2004 Ohio State Fair
2 to 3 Servings

For Marinade:
1 c. Slate Run Slate Rouge Wine
3 tbsp. crushed, dried tomatoes
1 tbsp. dried basil
1 tbsp. garlic powder
1 tsp. ground cayenne red pepper
1 tsp. salt

12 oz. sirloin beef
2 tbsp. Ohio butter
1/8 c. flour
1 tbsp. tomato paste
1 tbsp. fresh thyme sprigs
1 c. Ohio green zucchini, cubed
1 c. Ohio yellow zucchini, cubed
1 c. Ohio eggplant, cubed
½ medium Ohio green pepper, stripped
½ medium Ohio red pepper, stripped
¼ c. capers


1. In large bowl, mix together marinade ingredients. Reserve.

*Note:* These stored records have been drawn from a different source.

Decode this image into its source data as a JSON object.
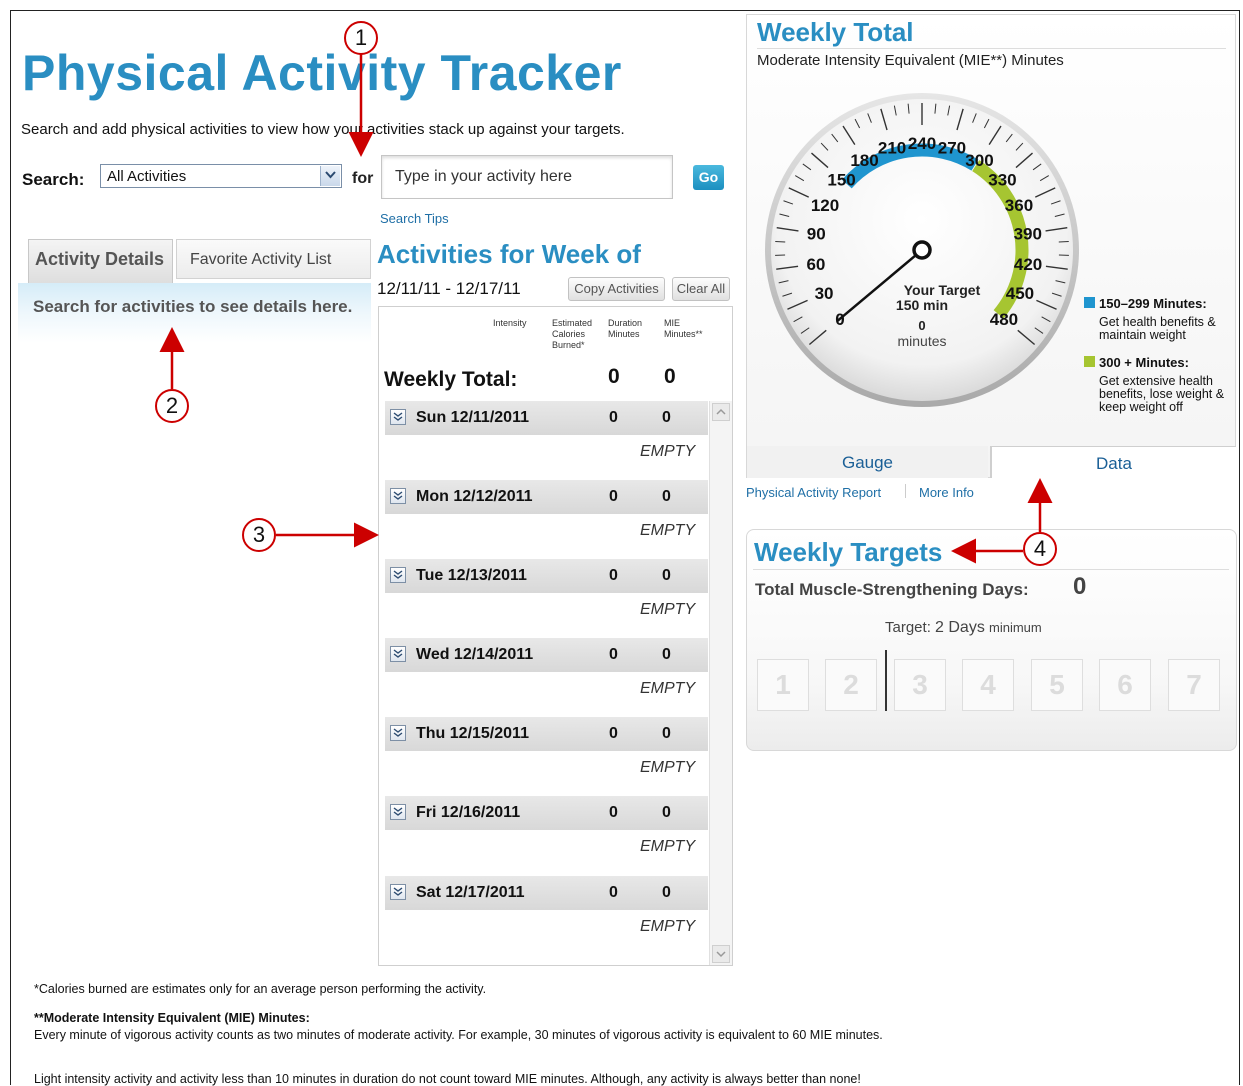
{
  "header": {
    "title": "Physical Activity Tracker",
    "subtitle": "Search and add physical activities to view how your activities stack up against your targets."
  },
  "search": {
    "label": "Search:",
    "category_selected": "All Activities",
    "for_label": "for",
    "placeholder": "Type in your activity here",
    "go_label": "Go",
    "tips_link": "Search Tips"
  },
  "details_tabs": {
    "tabs": [
      {
        "label": "Activity Details",
        "active": true
      },
      {
        "label": "Favorite Activity List",
        "active": false
      }
    ],
    "message": "Search for activities to see details here."
  },
  "activities": {
    "title": "Activities for Week of",
    "week_range": "12/11/11 - 12/17/11",
    "copy_label": "Copy Activities",
    "clear_label": "Clear All",
    "columns": {
      "intensity": "Intensity",
      "calories": "Estimated Calories Burned*",
      "duration": "Duration Minutes",
      "mie": "MIE Minutes**"
    },
    "weekly_total_label": "Weekly Total:",
    "weekly_total_duration": "0",
    "weekly_total_mie": "0",
    "empty_label": "EMPTY",
    "days": [
      {
        "label": "Sun 12/11/2011",
        "duration": "0",
        "mie": "0"
      },
      {
        "label": "Mon 12/12/2011",
        "duration": "0",
        "mie": "0"
      },
      {
        "label": "Tue 12/13/2011",
        "duration": "0",
        "mie": "0"
      },
      {
        "label": "Wed 12/14/2011",
        "duration": "0",
        "mie": "0"
      },
      {
        "label": "Thu 12/15/2011",
        "duration": "0",
        "mie": "0"
      },
      {
        "label": "Fri 12/16/2011",
        "duration": "0",
        "mie": "0"
      },
      {
        "label": "Sat 12/17/2011",
        "duration": "0",
        "mie": "0"
      }
    ]
  },
  "weekly_total": {
    "title": "Weekly Total",
    "subtitle": "Moderate Intensity Equivalent (MIE**) Minutes",
    "gauge": {
      "min": 0,
      "max": 480,
      "value": 0,
      "major_labels": [
        "0",
        "30",
        "60",
        "90",
        "120",
        "150",
        "180",
        "210",
        "240",
        "270",
        "300",
        "330",
        "360",
        "390",
        "420",
        "450",
        "480"
      ],
      "center_label": "Your Target",
      "center_target": "150 min",
      "center_value": "0",
      "center_unit": "minutes",
      "blue_band": [
        150,
        299
      ],
      "green_band": [
        300,
        480
      ],
      "colors": {
        "blue": "#1f95cf",
        "green": "#a6c531",
        "needle": "#111111"
      }
    },
    "legend": [
      {
        "title": "150–299 Minutes:",
        "desc": "Get health benefits & maintain weight",
        "color": "#1f95cf"
      },
      {
        "title": "300 + Minutes:",
        "desc": "Get extensive health benefits, lose weight & keep weight off",
        "color": "#a6c531"
      }
    ],
    "tabs": [
      {
        "label": "Gauge",
        "active": true
      },
      {
        "label": "Data",
        "active": false
      }
    ],
    "links": {
      "report": "Physical Activity Report",
      "info": "More Info"
    }
  },
  "weekly_targets": {
    "title": "Weekly Targets",
    "muscle_label": "Total Muscle-Strengthening Days:",
    "muscle_value": "0",
    "target_prefix": "Target:",
    "target_value": "2 Days",
    "target_suffix": "minimum",
    "days": [
      "1",
      "2",
      "3",
      "4",
      "5",
      "6",
      "7"
    ]
  },
  "footnotes": {
    "calories": "*Calories burned are estimates only for an average person performing the activity.",
    "mie_title": "**Moderate Intensity Equivalent (MIE) Minutes:",
    "mie_text": "Every minute of vigorous activity counts as two minutes of moderate activity. For example, 30 minutes of vigorous activity is equivalent to 60 MIE minutes.",
    "light": "Light intensity activity and activity less than 10 minutes in duration do not count toward MIE minutes. Although, any activity is always better than none!"
  },
  "callouts": [
    "1",
    "2",
    "3",
    "4"
  ]
}
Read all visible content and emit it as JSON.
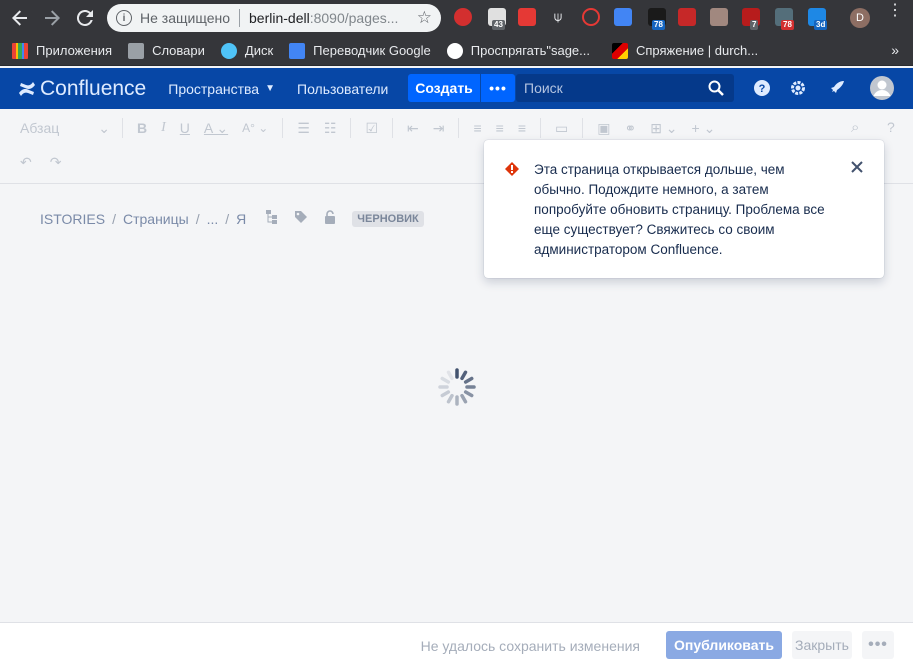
{
  "browser": {
    "security_label": "Не защищено",
    "url_host": "berlin-dell",
    "url_rest": ":8090/pages...",
    "profile_initial": "D",
    "ext_badges": [
      "43",
      "78",
      "7",
      "78",
      "3d"
    ]
  },
  "bookmarks": {
    "items": [
      "Приложения",
      "Словари",
      "Диск",
      "Переводчик Google",
      "Проспрягать\"sage...",
      "Спряжение | durch..."
    ],
    "more": "»"
  },
  "confluence": {
    "logo": "Confluence",
    "nav": {
      "spaces": "Пространства",
      "people": "Пользователи"
    },
    "create": "Создать",
    "more": "•••",
    "search_placeholder": "Поиск"
  },
  "toolbar": {
    "paragraph_style": "Абзац"
  },
  "breadcrumb": {
    "space": "ISTORIES",
    "pages": "Страницы",
    "ellipsis": "...",
    "current": "Я",
    "draft": "ЧЕРНОВИК"
  },
  "notification": {
    "message": "Эта страница открывается дольше, чем обычно. Подождите немного, а затем попробуйте обновить страницу. Проблема все еще существует? Свяжитесь со своим администратором Confluence."
  },
  "footer": {
    "status": "Не удалось сохранить изменения",
    "publish": "Опубликовать",
    "close": "Закрыть",
    "more": "•••"
  },
  "colors": {
    "header_bg": "#0747a6",
    "create_bg": "#0065ff",
    "publish_bg": "#8aa9e3",
    "warning": "#de350b"
  }
}
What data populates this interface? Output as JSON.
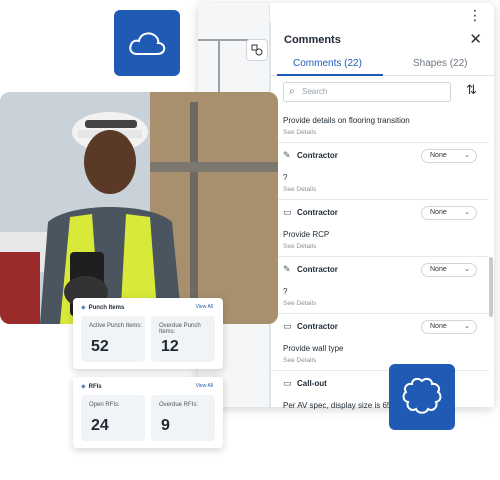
{
  "app": {
    "menu_icon": "kebab-icon",
    "tool_icon": "shapes-tool-icon"
  },
  "comments_panel": {
    "title": "Comments",
    "tabs": [
      {
        "label": "Comments (22)",
        "active": true
      },
      {
        "label": "Shapes (22)",
        "active": false
      }
    ],
    "search_placeholder": "Search",
    "items": [
      {
        "author": "",
        "text": "Provide details on flooring transition",
        "details": "See Details",
        "status": "",
        "icon": ""
      },
      {
        "author": "Contractor",
        "text": "?",
        "details": "See Details",
        "status": "None",
        "icon": "pencil-icon"
      },
      {
        "author": "Contractor",
        "text": "Provide RCP",
        "details": "See Details",
        "status": "None",
        "icon": "comment-icon"
      },
      {
        "author": "Contractor",
        "text": "?",
        "details": "See Details",
        "status": "None",
        "icon": "pencil-icon"
      },
      {
        "author": "Contractor",
        "text": "Provide wall type",
        "details": "See Details",
        "status": "None",
        "icon": "comment-icon"
      },
      {
        "author": "Call-out",
        "text": "Per AV spec, display size is 65",
        "details": "",
        "status": "",
        "icon": "comment-icon"
      }
    ]
  },
  "punch_card": {
    "title": "Punch Items",
    "view_all": "View All",
    "stats": [
      {
        "label": "Active Punch Items:",
        "value": "52"
      },
      {
        "label": "Overdue Punch Items:",
        "value": "12"
      }
    ]
  },
  "rfi_card": {
    "title": "RFIs",
    "view_all": "View All",
    "stats": [
      {
        "label": "Open RFIs:",
        "value": "24"
      },
      {
        "label": "Overdue RFIs:",
        "value": "9"
      }
    ]
  },
  "colors": {
    "brand_blue": "#1f5bb5"
  }
}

2. Cut sirloin into thick strips. Add sirloin to ¾ of marinade and marinate 1 hour.

3. Heat grill to medium-high. Grill sirloin, cooking 4 minutes per side.

4. In large skillet, melt butter.

5. Add flour; stirring constantly for 1 minute.

6. Add remaining marinade, thyme sprigs, and tomato paste; bringing to a boil over medium-high heat.

7. Add zucchini, eggplant, and peppers; cooking until vegetables are slightly softened, approximately 10 minutes.

8. Plate vegetable medley and serve with sirloin strips on top.